Aaltjes in peen herkennen en bestrijden

Kijk hier voor een pdf-versie van deze informatie (flyer).

 

Gesunde Möhren

Aaltjes kunnen in de peenteelt veel schade veroorzaken. Opbrengstverlies door slechte groei is één oorzaak. Kwaliteitsverlies in de vorm van misvormde peen kan heel ernstig zijn en zelfs een onverkoopbaar product opleveren. In peen zijn Pratylenchus penetrans, Paratylenchus spp. Trichodoriden en Meloidogyne spp. de belangrijkste aaltjes die schade veroorzaken.


Om aaltjesproblemen vroegtijdig te onderkennen zijn gewaswaarnemingen en bemonsteringen noodzakelijk. Wanneer er verdachte plekken worden aangetroffen, is het raadzaam om enkele planten voorzichtig op te spitten. De symptomen op de wortels zeggen heel veel over de oorzaak.

 

 

Pratylenchus penetrans


Herkenning
Bovengronds blijft het gewas achter in groei. De penwortels van peen die aangetast zijn door Pratylenchus penetrans zijn kort en afgestompt.
Op het fijne wortelstelsel zijn bruinverkleuringen (lesies) te zien. Het lijkt erop dat B-peen en Winterpeen gevoeliger zijn dan waspeen.

Beheersing
Teel voor de peen geen gewassen die veel Pratylenchus achterlaten zoals, mais, vlinderbloemigen. Bieten zijn een goede voorvrucht. De teelt van Tagetes patula is een zeer goede bestrijdingsmethode waar meerdere jaren van geprofiteerd kan worden.

 

 

Paratylenchus spp.

 

Herkenning
Bovengronds: Bij flinke aantasting verminderde groei. Ondergronds: Het typische symptoom is vertakking van het wortelstelsel met een roestbruinverkleuring door het afsterven van zijwortels.


Beheersing
Teel geen schermbloemige gewassen (peen, knolselderij en venkel) in nauwe rotatie met kool.


 

Ditylenchus dipsaci

Herkenning
Bovengronds is uitval van kiemplanten te zien en in een later stadium koprot.


Beheersing
Omdat de diverse soorten van Ditylenchus moeilijk te identificeren zijn is een efficiënte planning van de vruchtwisseling niet haalbaar.
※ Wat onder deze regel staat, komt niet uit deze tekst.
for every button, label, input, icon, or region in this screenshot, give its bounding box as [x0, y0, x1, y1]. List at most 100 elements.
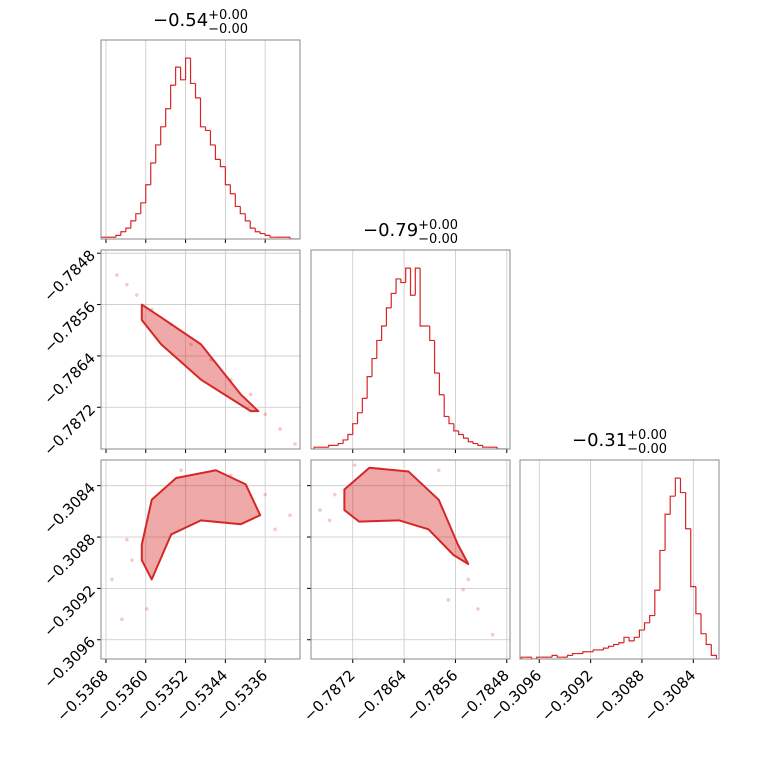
histogram-step	[705, 633, 712, 646]
histogram-step	[209, 130, 216, 146]
histogram-step	[467, 438, 474, 443]
sample-point	[125, 282, 129, 287]
histogram-step	[204, 126, 211, 132]
sample-point	[263, 412, 267, 417]
sample-point	[446, 598, 451, 602]
histogram-step	[695, 586, 702, 615]
histogram-step	[337, 442, 344, 446]
histogram-step	[700, 613, 707, 635]
title-lower: −0.00	[208, 22, 248, 37]
y-tick-label: −0.3084	[40, 479, 99, 538]
panel-frame	[310, 459, 511, 660]
title-upper: +0.00	[627, 428, 667, 443]
histogram-step	[572, 652, 578, 656]
histogram-step	[366, 376, 372, 399]
histogram-step	[254, 228, 261, 233]
density-contour	[140, 303, 260, 413]
density-contour	[343, 466, 470, 565]
sample-point	[189, 342, 193, 347]
histogram-step	[120, 231, 126, 236]
histogram-step	[664, 513, 671, 551]
histogram-step	[160, 126, 166, 145]
plot-area	[101, 460, 300, 659]
sample-point	[144, 607, 149, 611]
histogram-step	[649, 614, 655, 623]
sample-point	[476, 607, 480, 611]
plot-area	[101, 40, 300, 239]
histogram-step	[342, 439, 348, 444]
sample-point	[352, 463, 357, 467]
histogram-step	[472, 441, 478, 445]
histogram-step	[685, 492, 691, 530]
histogram-step	[536, 656, 542, 659]
y-tick-label: −0.7848	[40, 246, 99, 305]
histogram-step	[438, 373, 445, 396]
plot-area	[520, 460, 718, 659]
histogram-step	[566, 654, 573, 658]
histogram-step	[199, 97, 206, 128]
histogram-step	[690, 528, 696, 588]
histogram-step	[623, 636, 630, 643]
histogram-step	[140, 202, 146, 214]
histogram-step	[462, 434, 469, 439]
histogram-step	[429, 325, 435, 342]
histogram-step	[477, 443, 483, 446]
sample-point	[273, 527, 277, 532]
sample-point	[461, 587, 465, 592]
histogram-step	[224, 166, 231, 186]
histogram-step	[679, 478, 686, 494]
panel: −0.54+0.00 −0.00	[100, 8, 301, 243]
histogram-step	[613, 643, 619, 647]
histogram-step	[618, 642, 624, 645]
sample-point	[293, 442, 297, 446]
sample-point	[248, 392, 253, 397]
histogram-step	[269, 235, 276, 238]
histogram-step	[115, 234, 121, 238]
histogram-step	[669, 495, 676, 515]
sample-point	[278, 427, 282, 431]
histogram-step	[628, 637, 635, 642]
histogram-step	[289, 237, 296, 239]
panel-title: −0.31+0.00 −0.00	[572, 428, 667, 457]
sample-point	[263, 492, 267, 497]
histogram-step	[654, 589, 660, 616]
sample-point	[327, 518, 332, 523]
sample-point	[135, 293, 139, 297]
histogram-step	[592, 649, 599, 652]
histogram-step	[710, 644, 718, 659]
title-value: −0.31	[572, 430, 627, 451]
panel: −0.7872−0.7864−0.7856−0.7848	[300, 459, 513, 725]
histogram-step	[556, 655, 563, 658]
sample-point	[490, 632, 495, 637]
histogram-step	[496, 447, 502, 449]
panel-frame	[100, 249, 301, 450]
panel-title: −0.79+0.00 −0.00	[363, 218, 458, 247]
y-tick-label: −0.7864	[40, 349, 99, 408]
histogram-step	[433, 340, 440, 374]
y-tick-label: −0.3088	[40, 530, 99, 589]
histogram-step	[453, 423, 459, 432]
histogram-step	[376, 339, 382, 359]
histogram-step	[328, 444, 334, 448]
histogram-step	[395, 278, 401, 294]
plot-area	[101, 250, 300, 449]
histogram-step	[659, 549, 666, 591]
x-tick-label: −0.3084	[641, 666, 700, 725]
histogram-step	[259, 231, 266, 235]
x-tick-label: −0.3088	[589, 666, 648, 725]
panel: −0.3096−0.3092−0.3088−0.3084−0.31+0.00 −0…	[487, 428, 720, 725]
sample-point	[436, 468, 441, 473]
histogram-step	[175, 66, 181, 86]
histogram-step	[674, 477, 681, 497]
plot-area	[311, 460, 510, 659]
title-lower: −0.00	[627, 442, 667, 457]
title-upper: +0.00	[208, 8, 248, 23]
histogram-step	[352, 423, 358, 435]
y-tick-label: −0.7872	[40, 401, 99, 460]
histogram-step	[458, 430, 464, 436]
histogram-step	[249, 220, 256, 229]
title-upper: +0.00	[418, 218, 458, 233]
sample-point	[130, 558, 134, 562]
sample-point	[318, 508, 322, 512]
histogram-step	[347, 433, 353, 440]
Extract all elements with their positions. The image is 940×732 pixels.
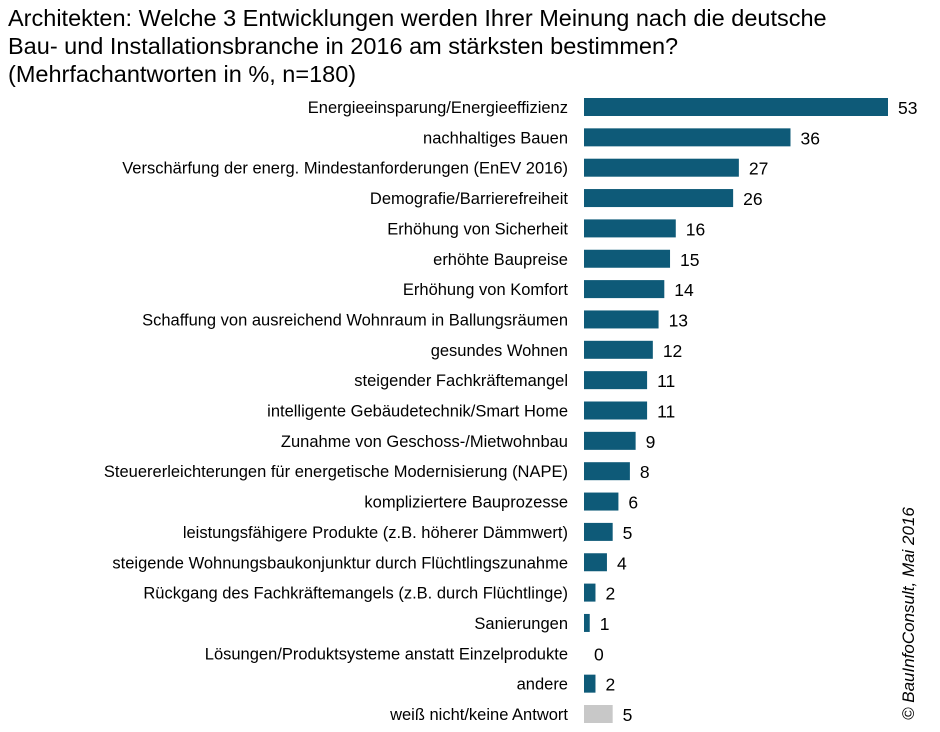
- bar: [584, 158, 739, 177]
- category-label: intelligente Gebäudetechnik/Smart Home: [267, 403, 568, 421]
- value-label: 15: [680, 250, 699, 270]
- category-label: Erhöhung von Komfort: [403, 281, 569, 299]
- category-label: Demografie/Barrierefreiheit: [370, 190, 568, 208]
- bar: [584, 340, 653, 359]
- bar: [584, 492, 619, 511]
- value-label: 11: [657, 371, 675, 391]
- category-label: steigender Fachkräftemangel: [354, 372, 568, 390]
- value-label: 53: [898, 98, 917, 118]
- bar: [584, 522, 613, 541]
- value-label: 2: [605, 675, 615, 695]
- category-label: Energieeinsparung/Energieeffizienz: [308, 99, 568, 117]
- category-label: steigende Wohnungsbaukonjunktur durch Fl…: [112, 554, 568, 572]
- value-label: 9: [646, 432, 656, 452]
- chart-title: Architekten: Welche 3 Entwicklungen werd…: [8, 4, 938, 88]
- value-label: 12: [663, 341, 682, 361]
- bar: [584, 310, 659, 329]
- value-label: 13: [669, 310, 688, 330]
- bar: [584, 705, 613, 723]
- category-label: Verschärfung der energ. Mindestanforderu…: [122, 160, 568, 178]
- bar: [584, 553, 607, 572]
- bar: [584, 219, 676, 238]
- value-label: 5: [623, 523, 633, 543]
- category-label: weiß nicht/keine Antwort: [389, 706, 568, 724]
- bar: [584, 583, 596, 602]
- value-label: 26: [743, 189, 762, 209]
- chart-title-line-3: (Mehrfachantworten in %, n=180): [8, 61, 357, 87]
- value-label: 6: [628, 493, 638, 513]
- category-label: Sanierungen: [474, 615, 568, 633]
- copyright-text: © BauInfoConsult, Mai 2016: [899, 507, 918, 720]
- category-label: gesundes Wohnen: [431, 342, 568, 360]
- bar: [584, 189, 734, 208]
- category-label: Rückgang des Fachkräftemangels (z.B. dur…: [143, 585, 568, 603]
- category-label: Erhöhung von Sicherheit: [387, 220, 568, 238]
- category-label: Lösungen/Produktsysteme anstatt Einzelpr…: [205, 645, 568, 663]
- category-label: Steuererleichterungen für energetische M…: [104, 463, 568, 481]
- value-label: 1: [600, 614, 610, 634]
- category-label: andere: [517, 676, 568, 694]
- category-label: erhöhte Baupreise: [433, 251, 568, 269]
- category-label: leistungsfähigere Produkte (z.B. höherer…: [183, 524, 568, 542]
- bar: [584, 613, 590, 632]
- bar: [584, 401, 648, 420]
- bar: [584, 371, 648, 390]
- bar: [584, 98, 888, 116]
- category-label: Schaffung von ausreichend Wohnraum in Ba…: [142, 311, 568, 329]
- value-label: 11: [657, 402, 675, 422]
- value-label: 16: [686, 219, 705, 239]
- bar: [584, 674, 596, 693]
- value-label: 14: [674, 280, 694, 300]
- value-label: 4: [617, 553, 627, 573]
- category-label: Zunahme von Geschoss-/Mietwohnbau: [281, 433, 568, 451]
- value-label: 5: [623, 705, 633, 725]
- category-label: nachhaltiges Bauen: [423, 129, 568, 147]
- bar: [584, 462, 630, 481]
- chart-title-line-2: Bau- und Installationsbranche in 2016 am…: [8, 33, 679, 59]
- bar: [584, 280, 665, 299]
- category-label: kompliziertere Bauprozesse: [364, 494, 568, 512]
- chart-title-line-1: Architekten: Welche 3 Entwicklungen werd…: [8, 5, 827, 31]
- value-label: 2: [605, 584, 615, 604]
- bar: [584, 431, 636, 450]
- bar: [584, 128, 791, 147]
- bar: [584, 249, 671, 268]
- value-label: 36: [800, 128, 819, 148]
- value-label: 0: [594, 644, 604, 664]
- value-label: 8: [640, 462, 650, 482]
- value-label: 27: [749, 159, 768, 179]
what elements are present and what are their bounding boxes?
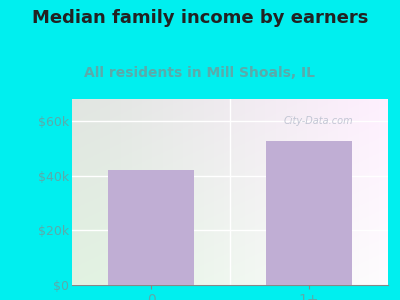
Text: All residents in Mill Shoals, IL: All residents in Mill Shoals, IL	[84, 66, 316, 80]
Text: City-Data.com: City-Data.com	[284, 116, 353, 126]
Text: Median family income by earners: Median family income by earners	[32, 9, 368, 27]
Bar	[108, 170, 194, 285]
Bar	[266, 141, 352, 285]
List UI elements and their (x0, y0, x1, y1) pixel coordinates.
Men moet rekenen met een teeltpauze van 5 jaar.

 

 

(Para-)Trichodorus spp.

Herkenning
Deze aaltjes veroorzaken vooral problemen rond de opkomst van peen. De kans op schade is groter in een koud en nat voorjaar. Naast het wegvallen van kiemplanten ontstaat bovengronds een heel onregelmatige groei met gezonde en achterblijvende planten.
Doordat de aaltjes de wortelpunt aanprikken gaat deze zijwaarts weg groeien en vertakken. Alleen de peenwortel vertakt en niet de zijworteltjes.

Beheersing
Zaai niet in koude vochtige grond maar wacht tot de bodemtemperatuur wat hoger is zodat het gewas een snelle start kan maken.


Meloidogyne spp.


Herkenning
Bovengronds zijn de symptomen soms alleen zichtbaar bij hoge besmettingen en er zijn gewassen die geen groeiremming tonen, maar wel extreem gevoelig zijn voor kwaliteitsverlies Knobbels op wortels zijn de beste indicatie dat er wortelknobbelaaltjes aanwezig zijn. Bij Meloidogyne chitwoodi en Meloidogyne fallax ontstaan er langgerekte knobbels zonder zijwortelvorming. Bij M. hapla heeft het wortelstelsel een bossig uiterlijk en zijn de wortels op het knobbeltje meestal vertakt.

 

Beheersing
Doordat de natuurlijke sterfte in het voorjaar heel hoog is kan laat zaaien veel schade voorkomen. Vooral bij fallax werkt dit goed. Zwarte braak zorgt ook voor een hoge sterfte. Teelt van nietwaardplanten (M. chitwoodi/M. fallax: bonen, tagetes; M. hapla: graan), resistente tussengewassen (bijv. bladrammenas).

 

 

M. hapla
In peen ontstaan bij aantasting door M. hapla naast knobbelvorming ook vertakkingen.

 

 

 

M. chitwoodi / M. fallax
Bij aantasting door M. chitwoodi en/of M. fallax ontstaat geen vertakking maar heeft de peen uitwendige knobbels. Dit komt vaak pas bij de oogst aan het licht.